White Brothers is renowned as an innovator in high-performance exhaust systems for Motocross motorcycles and all-terrain vehicles. Its range includes replacement silencers and complete exhaust systems with shaped head pipes. Expert attention to the shape, diameters and angles used in the flow path ensure that the company's exhausts deliver more power. The products also reduce weight substantially - for example, one exhaust employs titanium tubing and a carbon fibre shell - for a combination of strength and weight reduction.
Development and production
The equipment installed at White Brothers is a 3-inch (76mm) multi-stack all-electric tube bender from Unison's Breeze range. The machine is used for both development purposes and for the majority of the regular production. Conventionally, a multi-stack tooling arrangement is used to allow complex shapes to be produced without tool changes. However, White Brothers exploits this feature to additionally speed-up production, by fitting combinations of bending dies that allow the most common types of head pipe to be fabricated without reconfiguration. In combination with the software-controlled configuration process of the all-electric machine, this allows batch changeovers in minutes. In this way, the company often manages to fabricate batches of as many as 10 different product lines before stopping the machine to change tooling.
When bringing the tube bending process in house, White Brothers opted for an all-electric machine. Whereas most tube benders today are powered hydraulically, and need to be carefully set up for each bending task by a skilled fitter, Unison's machine employs electric servo motors to control the bending process. This provides very precise bending under software control, allowing each operation to be configured automatically from downloaded design data - and replicated precisely again and again. The technology is well suited to White Brothers' batch production environment where exhaust pipes are often fabricated in relatively small quantities of 50 or so. The inherent accuracy and repeatability offered by the Unison machine, which relies on closed-loop axis control techniques and is immune to variations in temperature, etc, means that the first part made is usually correct, and the rest of the batch can be run immediately.

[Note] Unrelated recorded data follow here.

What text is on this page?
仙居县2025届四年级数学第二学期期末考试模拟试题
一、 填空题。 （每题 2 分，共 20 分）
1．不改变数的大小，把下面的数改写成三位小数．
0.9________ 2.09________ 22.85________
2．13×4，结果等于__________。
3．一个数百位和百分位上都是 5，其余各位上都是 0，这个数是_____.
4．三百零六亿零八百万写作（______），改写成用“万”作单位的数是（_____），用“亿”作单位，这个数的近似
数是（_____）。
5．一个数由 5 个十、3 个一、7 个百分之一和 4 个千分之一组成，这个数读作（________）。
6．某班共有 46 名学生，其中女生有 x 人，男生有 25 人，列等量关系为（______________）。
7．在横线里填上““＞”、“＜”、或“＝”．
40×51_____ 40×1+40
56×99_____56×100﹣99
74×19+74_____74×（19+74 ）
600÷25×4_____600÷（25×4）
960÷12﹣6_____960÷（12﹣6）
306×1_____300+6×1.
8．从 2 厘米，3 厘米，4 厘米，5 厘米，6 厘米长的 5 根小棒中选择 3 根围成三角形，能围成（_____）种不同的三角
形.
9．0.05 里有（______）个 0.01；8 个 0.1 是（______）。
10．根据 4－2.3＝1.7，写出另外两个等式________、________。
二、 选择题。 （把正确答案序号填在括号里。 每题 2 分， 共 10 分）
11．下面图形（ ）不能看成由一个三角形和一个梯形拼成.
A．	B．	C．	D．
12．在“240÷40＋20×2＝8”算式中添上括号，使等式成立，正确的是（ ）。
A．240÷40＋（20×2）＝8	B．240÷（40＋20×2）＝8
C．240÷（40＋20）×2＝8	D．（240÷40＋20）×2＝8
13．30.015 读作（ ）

Unison's USA distributor Horn Machine Tools and its Californian representative, Swartz Industrial Sales, assisted White Brothers in specifying the machine. Commenting on the application, Bill Swartz says: "This application demonstrates the virtues of all-electric tube bending technology well. The software-controlled nature of the machine allows it to support the different demands of both R&D and production users well. It repeatably produces parts that are bent to very fine accuracies in order to fit into jam-packed motorcycle frames, in small batches, and using very expensive tubing materials such as titanium and stainless steel - where any significant level of scrap would be very costly indeed."